Le CPF est alimenté en euros au titre de chaque année et le cas échéant par des abondements.
Il est géré par la caisse de dépôts et consignations.
Pour un emploi sur l’année N, les droits sont crédités entre le 30 janvier et le 15 juin de l’année N+1. Par exemple pour l’année 2023, les droits formation apparaissent sur le CPF le 15 juin 2024 au plus tard.

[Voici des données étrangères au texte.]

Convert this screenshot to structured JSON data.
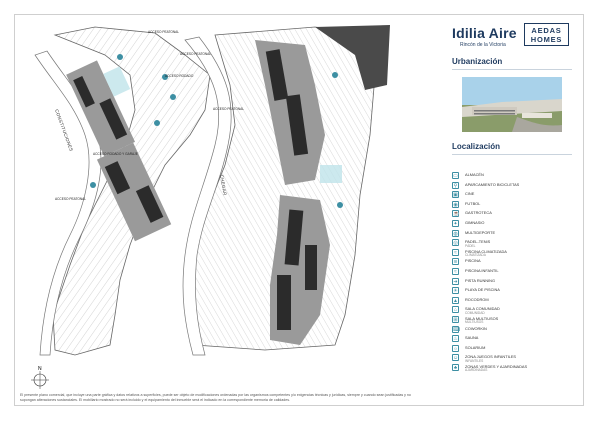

Les droits restent acquis même si le salarié change d’employeur ou perd son emploi.
Il n’est pas possible de céder à un tiers tout ou partie des sommes d’argent issues du CPF.
Si le salarié est à temps plein, ou au moins à mi-temps, l’alimentation de son compte se fait à hauteur de 500 € par année de travail jusqu’à atteindre 5 000 € maximum.
Pour les salariés reconnus handicapés, victimes d’accident du travail ou de maladie professionnelle ayant entraîné une incapacité permanente au moins de 10 %, les bénéficiaires d’une pension d’invalidité, de l’allocation aux adultes handicapés (AAH), l’alimentation du compte est de 800 € par année de travail jusqu’à atteindre 8 000 € maximum.
Le montant inscrit sur votre CPF n’est pas soumis à l’impôt sur le revenu.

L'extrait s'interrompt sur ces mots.